Mr. T finished his Periodic Tale of Marvel Characters. I think it’s rather glorious.
You can view the project close-up in this scrollable view on my Flickr page. It was a challenge to get all of those characters into one shot.
You may remember me writing about the project back in November, after T first started it, when I offered a few rules for homeschooling and life, the Marvel edition. There are more details on the origin of the project in that post. In a nutshell, T decided to see if he could find a Marvel comic character to go with each element abbreviation as it appears on the Periodic Table of Elements.
I wasn’t sure he would be able to find 115 characters that fit all the abbreviations, but it turns out that there are more than 9,000 Marvel characters, which makes for a big ol’ (dead) pool of superheroes and villains to choose from. An extensive index is on marvel.com and another version is on this Wikipedia page. Not only did T find enough for his table, but he managed to find characters that fit the abbreviations without stretching the requirements. A few of my favorites:
C (carbon) = Chemistro (of course!)
Th (thorium) = Thor!
Co (cobalt) = Cobalt Man!
Ra (radium) = Radioactive Man!
He (Helium) = Hawkeye (T’s favorite character; cool that he made it to the top of the table)
Fe (iron) = Iron Man (a witty one for a witty character)
Pb (lead)= The Leader (not really how you pronounce it, but brilliant and sneaky nonetheless)
Yb (ytterbium) = Byrrah (a pretty ingenious call for a nearly impossible abbreviation)
thoughts on a long-term project:
Don’t rush it. Mr. T worked on this for months, off and on. He’d set it aside for weeks at a time. It seemed important that I let him work on it when he was interested, rather than pushing too much and making the project mine. (Not that it was easy. Read on.)

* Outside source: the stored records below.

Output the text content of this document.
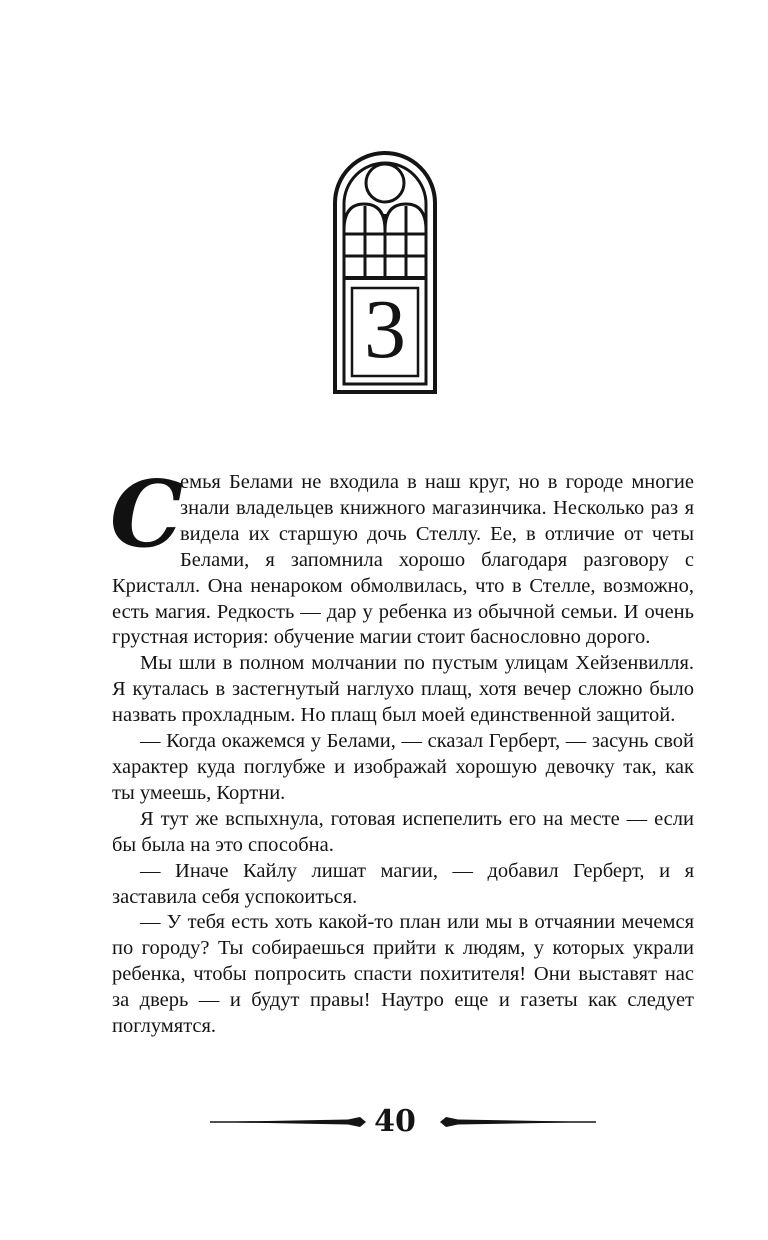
3

С
емья Белами не входила в наш круг, но в городе многие знали владельцев книжного магазинчика. Несколько раз я видела их старшую дочь Стеллу. Ее, в отличие от четы Белами, я запомнила хорошо благодаря разговору с Кристалл. Она ненароком обмолвилась, что в Стелле, возможно, есть магия. Редкость — дар у ребенка из обычной семьи. И очень грустная история: обучение магии стоит баснословно дорого.

Мы шли в полном молчании по пустым улицам Хейзенвилля. Я куталась в застегнутый наглухо плащ, хотя вечер сложно было назвать прохладным. Но плащ был моей единственной защитой.

— Когда окажемся у Белами, — сказал Герберт, — засунь свой характер куда поглубже и изображай хорошую девочку так, как ты умеешь, Кортни.

Я тут же вспыхнула, готовая испепелить его на месте — если бы была на это способна.

— Иначе Кайлу лишат магии, — добавил Герберт, и я заставила себя успокоиться.

— У тебя есть хоть какой-то план или мы в отчаянии мечемся по городу? Ты собираешься прийти к людям, у которых украли ребенка, чтобы попросить спасти похитителя! Они выставят нас за дверь — и будут правы! Наутро еще и газеты как следует поглумятся.

40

Setting short-term goals can help. Sometimes when it seemed that T was drowning in his research, and he’d never finish the project, we’d come up with a challenge for him: try to find five characters in fifteen minutes, say. I had to be careful, though, about intervening too much.
Having an audience for the finished project helps. T planned to share this at our annual homeschool history fair, which I’ve written about here and here. Knowing that he would be able to share it with others gave him the steam he needed to power through, particularly in the days before the fair. (This was only a portion of his display–another part focused on Marvel’s history through trivia questions–but the Periodic Table got the most attention. It’s so grand in scope, so visually compelling! People couldn’t help but linger over it.)
Wearing his Hawkeye glasses at the fair.
The physical product may not be the ultimate goal of the project. Mr. T got seriously sucked into his research on this project. He insisted on reading entire biographies of the characters he chose. Then, sometimes, after reading a biography he’d decide it wasn’t quite the character he was looking for, and he’d start all over. Half an hour might pass, and he’d only have one new character for his list. Buddy! I’d say, exasperated, stop reading and get a few more characters on your list! Then I would remember that this was his project. And while the Periodic Table was part of it, I’d say that the real project for Mr. T was the opportunity to cannonball into the great pool of Marvel characters and to swim around. Which leads to my next point.
Kids may learn more than you’d imagine on first glance. As I mentioned in the original post about this project, I initially thought that T’s project might be a bit shallow. After all, he was just searching for comic characters based on the letters in their names, and gluing their images to a chart. There wasn’t much analysis. Wouldn’t you know, it was all that “unproductive” research that made the project a real learning experience. I already wrote about how much T learned about actual history as he explored these characters. That was just the beginning. He began to notice how certain characters were related to world mythologies. He recognized things shifting over time: how the roles of women have changed, how tastes in comics have changed, how comic characters have become more flawed and human. The whole project was a crash course in how to build interesting characters, comic or otherwise. T learned what makes a villain compelling, and what makes a hero boring. He learned a lot about art and design, studying how the look of the characters and the art changed over time.
He pretty much became a Marvel expert–quiz the kid!–and becoming an expert in one area teaches you how to become an expert in others. That may have been the most vital takeaway from the project. And to think that it came from digging into comics.
What are your kids’ wacky areas of expertise?
(My Become a Writer Mentor to your Child series will continue. Promise.)